The maid took the heavily laden tray and walked out of the room, leaving the door open. They heard her slow progress down the stairs and then the knock of the whip handle on the front door. They could hear her sigh, and the rattle of crockery as she put the tray down on the hall table. They listened as she opened the front door and said impatiently: “Go in! Go in!” sending Sir James into the empty parlor as she hefted the tray again and went down the hall to the kitchen to yell from the back door for the wagoner to take the gentleman’s horse again.

“Has he been before?”

“Not before yesterday. I swear he has not.”

“Or written?”

Alys’s silence was a confession.

“He wrote to me? He has written to me?”

The daughter said nothing.

“Did you think you were keeping him from me, for my own good?” Alinor asked gently.

“No.” Alys was driven into honesty, the words spilling out with sudden tears. “It was for me. I could hardly bear to touch his letters. I’d never have let him in if I’d known who he was yesterday, I’d have slammed the door in his face. As it is, I told him not to come back. Notfor you, because I don’t know what you feel—now, after all this time. It was for me. Because I will never forgive him.”

“After all this time? As you say? After all this time?”

“More. More every year that you sicken.”

“But he was so good to Roberto!” Livia interrupted. “And so charming a gentleman. I don’t understand! You are angry, Sister Alys? You are distressed? And you…Mia Suocera?”

They both ignored her.

“He wrote to me?” Alinor’s voice was a thread.

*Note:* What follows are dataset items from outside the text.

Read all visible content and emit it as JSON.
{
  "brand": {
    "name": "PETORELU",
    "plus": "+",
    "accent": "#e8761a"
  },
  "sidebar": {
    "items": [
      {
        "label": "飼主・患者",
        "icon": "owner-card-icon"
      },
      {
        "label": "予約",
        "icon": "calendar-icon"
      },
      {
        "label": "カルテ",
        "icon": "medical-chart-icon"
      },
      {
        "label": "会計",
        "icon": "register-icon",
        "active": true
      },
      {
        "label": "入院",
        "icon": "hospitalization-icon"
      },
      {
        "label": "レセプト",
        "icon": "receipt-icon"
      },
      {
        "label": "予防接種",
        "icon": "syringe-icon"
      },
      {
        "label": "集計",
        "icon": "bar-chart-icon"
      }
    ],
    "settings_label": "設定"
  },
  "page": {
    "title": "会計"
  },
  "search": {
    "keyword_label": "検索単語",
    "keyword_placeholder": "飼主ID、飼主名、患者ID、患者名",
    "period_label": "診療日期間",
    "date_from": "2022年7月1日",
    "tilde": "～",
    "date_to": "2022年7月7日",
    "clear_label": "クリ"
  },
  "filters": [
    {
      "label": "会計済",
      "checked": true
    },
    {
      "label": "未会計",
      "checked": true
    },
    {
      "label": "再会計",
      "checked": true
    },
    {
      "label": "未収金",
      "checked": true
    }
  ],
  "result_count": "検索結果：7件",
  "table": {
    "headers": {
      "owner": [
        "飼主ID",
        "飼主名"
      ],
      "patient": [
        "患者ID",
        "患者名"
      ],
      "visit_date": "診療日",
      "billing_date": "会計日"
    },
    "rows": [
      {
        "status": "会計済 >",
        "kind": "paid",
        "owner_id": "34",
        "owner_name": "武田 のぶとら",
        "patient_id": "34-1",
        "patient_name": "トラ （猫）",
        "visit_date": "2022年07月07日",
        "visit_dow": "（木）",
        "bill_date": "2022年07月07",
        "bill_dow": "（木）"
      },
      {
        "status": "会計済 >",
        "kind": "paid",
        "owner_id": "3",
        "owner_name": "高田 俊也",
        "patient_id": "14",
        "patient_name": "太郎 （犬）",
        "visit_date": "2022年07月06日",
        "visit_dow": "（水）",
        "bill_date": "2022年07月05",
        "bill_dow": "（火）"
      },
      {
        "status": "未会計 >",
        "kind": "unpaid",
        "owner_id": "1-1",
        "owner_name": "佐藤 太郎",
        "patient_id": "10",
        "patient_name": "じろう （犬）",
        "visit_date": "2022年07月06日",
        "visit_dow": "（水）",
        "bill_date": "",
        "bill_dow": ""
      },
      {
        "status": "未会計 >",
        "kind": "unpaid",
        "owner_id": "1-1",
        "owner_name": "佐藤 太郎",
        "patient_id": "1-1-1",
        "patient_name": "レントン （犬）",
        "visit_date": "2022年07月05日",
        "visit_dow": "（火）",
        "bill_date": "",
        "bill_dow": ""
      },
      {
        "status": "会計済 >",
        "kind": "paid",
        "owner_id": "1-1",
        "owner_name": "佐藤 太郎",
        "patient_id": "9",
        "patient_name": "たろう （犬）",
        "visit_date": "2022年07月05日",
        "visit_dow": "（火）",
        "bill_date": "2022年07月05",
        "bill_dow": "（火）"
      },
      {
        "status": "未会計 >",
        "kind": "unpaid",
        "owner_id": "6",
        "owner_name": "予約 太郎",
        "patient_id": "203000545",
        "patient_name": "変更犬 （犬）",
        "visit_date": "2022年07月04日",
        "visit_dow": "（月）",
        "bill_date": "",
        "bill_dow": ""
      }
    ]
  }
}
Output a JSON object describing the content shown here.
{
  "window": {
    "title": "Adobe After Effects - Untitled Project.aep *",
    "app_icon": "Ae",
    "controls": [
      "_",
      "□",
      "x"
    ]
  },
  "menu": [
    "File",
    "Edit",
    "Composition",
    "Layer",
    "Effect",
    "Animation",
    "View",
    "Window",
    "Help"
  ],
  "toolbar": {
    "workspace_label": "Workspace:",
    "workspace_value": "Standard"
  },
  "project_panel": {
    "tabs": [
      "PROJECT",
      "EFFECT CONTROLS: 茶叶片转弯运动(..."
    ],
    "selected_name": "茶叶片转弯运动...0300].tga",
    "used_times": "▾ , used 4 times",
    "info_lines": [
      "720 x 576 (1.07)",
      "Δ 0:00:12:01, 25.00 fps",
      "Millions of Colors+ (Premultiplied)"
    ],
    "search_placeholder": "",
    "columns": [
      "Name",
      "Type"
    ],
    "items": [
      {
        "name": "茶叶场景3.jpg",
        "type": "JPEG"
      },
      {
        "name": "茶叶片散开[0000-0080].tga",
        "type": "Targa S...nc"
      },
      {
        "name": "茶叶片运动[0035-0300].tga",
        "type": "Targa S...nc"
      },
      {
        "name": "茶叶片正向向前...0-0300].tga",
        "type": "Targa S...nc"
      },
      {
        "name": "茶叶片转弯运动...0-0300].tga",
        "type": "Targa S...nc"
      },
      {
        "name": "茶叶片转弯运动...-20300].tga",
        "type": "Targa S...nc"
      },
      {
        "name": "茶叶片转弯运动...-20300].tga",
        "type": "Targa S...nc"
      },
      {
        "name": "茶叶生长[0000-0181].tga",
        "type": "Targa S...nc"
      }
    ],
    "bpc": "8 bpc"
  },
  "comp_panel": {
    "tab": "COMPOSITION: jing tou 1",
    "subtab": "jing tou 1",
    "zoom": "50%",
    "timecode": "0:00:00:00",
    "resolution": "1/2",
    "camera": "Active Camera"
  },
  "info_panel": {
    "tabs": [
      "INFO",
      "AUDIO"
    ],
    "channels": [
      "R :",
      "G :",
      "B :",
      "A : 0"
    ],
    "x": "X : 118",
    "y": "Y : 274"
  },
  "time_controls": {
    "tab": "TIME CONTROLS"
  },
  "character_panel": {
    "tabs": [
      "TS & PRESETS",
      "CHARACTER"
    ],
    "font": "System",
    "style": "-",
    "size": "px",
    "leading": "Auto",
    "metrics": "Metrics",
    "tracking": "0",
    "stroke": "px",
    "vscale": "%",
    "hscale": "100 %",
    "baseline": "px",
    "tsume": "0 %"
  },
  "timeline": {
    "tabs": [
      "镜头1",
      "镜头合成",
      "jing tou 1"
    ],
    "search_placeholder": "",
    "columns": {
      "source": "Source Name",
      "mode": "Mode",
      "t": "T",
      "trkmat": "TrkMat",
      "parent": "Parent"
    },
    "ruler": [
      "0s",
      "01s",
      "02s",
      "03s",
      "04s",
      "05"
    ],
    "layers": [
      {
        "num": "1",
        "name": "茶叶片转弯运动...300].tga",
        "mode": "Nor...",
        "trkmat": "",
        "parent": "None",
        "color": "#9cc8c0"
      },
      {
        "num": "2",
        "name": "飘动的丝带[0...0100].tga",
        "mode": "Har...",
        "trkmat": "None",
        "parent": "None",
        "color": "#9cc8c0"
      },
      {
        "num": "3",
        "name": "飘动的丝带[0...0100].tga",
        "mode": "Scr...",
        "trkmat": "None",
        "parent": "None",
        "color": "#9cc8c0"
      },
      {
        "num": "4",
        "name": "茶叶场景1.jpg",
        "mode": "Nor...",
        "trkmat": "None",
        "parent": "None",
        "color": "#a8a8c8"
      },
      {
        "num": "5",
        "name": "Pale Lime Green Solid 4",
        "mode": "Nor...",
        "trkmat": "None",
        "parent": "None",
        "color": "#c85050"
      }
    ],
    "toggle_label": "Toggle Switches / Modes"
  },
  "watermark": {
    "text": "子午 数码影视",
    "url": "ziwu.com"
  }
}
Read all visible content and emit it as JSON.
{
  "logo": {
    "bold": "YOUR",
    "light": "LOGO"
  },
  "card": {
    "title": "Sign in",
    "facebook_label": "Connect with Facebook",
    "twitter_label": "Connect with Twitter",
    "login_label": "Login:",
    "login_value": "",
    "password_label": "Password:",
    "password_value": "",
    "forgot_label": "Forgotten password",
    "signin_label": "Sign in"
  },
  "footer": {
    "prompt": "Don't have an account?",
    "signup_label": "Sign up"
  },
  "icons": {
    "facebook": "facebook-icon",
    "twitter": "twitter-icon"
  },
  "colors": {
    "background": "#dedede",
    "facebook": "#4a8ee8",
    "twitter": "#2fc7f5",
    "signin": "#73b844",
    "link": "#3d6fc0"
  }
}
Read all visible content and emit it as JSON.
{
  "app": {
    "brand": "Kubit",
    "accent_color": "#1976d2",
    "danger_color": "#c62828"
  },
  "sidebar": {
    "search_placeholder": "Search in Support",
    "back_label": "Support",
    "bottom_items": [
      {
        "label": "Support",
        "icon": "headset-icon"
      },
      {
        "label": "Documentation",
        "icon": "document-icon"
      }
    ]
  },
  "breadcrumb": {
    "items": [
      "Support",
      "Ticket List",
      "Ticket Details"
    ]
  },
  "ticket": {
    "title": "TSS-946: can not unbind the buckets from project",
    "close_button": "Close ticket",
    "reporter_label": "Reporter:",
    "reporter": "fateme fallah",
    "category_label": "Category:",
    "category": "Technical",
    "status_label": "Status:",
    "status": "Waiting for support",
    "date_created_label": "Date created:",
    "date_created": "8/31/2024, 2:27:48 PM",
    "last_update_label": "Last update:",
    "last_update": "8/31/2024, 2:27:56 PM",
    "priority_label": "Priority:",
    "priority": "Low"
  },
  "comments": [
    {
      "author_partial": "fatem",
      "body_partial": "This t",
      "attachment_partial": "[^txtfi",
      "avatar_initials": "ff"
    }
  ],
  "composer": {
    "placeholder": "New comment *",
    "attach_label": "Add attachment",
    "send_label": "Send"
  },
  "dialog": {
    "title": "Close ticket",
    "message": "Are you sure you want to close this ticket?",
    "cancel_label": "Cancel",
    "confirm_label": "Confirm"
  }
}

“I dropped his first letter in the fire, and when the wax burned off, a gold coin fell through the bars of the grate into the ashes. I didn’t even know what it was, only that it was gold. It was a French pistole. I kept it. It paid for your medicine, we’d never have afforded the doctor without it. Next year he sent again. This time I lifted the seal and took the coin and burned the letter. I never wanted to know what he wrote. I never wanted to see his writing. I never wanted to see him again.”

“But Roberto said he was so good…” Livia remarked. “And he is such a gentleman! His clothes…”

“He wasn’t good to us,” Alys said with quiet bitterness. “He was no gentleman then.”

Her words drove Alinor to her feet, leaning on the breakfast table for support. At once, Alys jumped up to help her.

“No, I can walk. I’m just going to my chair.” She took the three steps, leaning on the table and then the back of the chair, and when she was seated she was breathless, her face pale.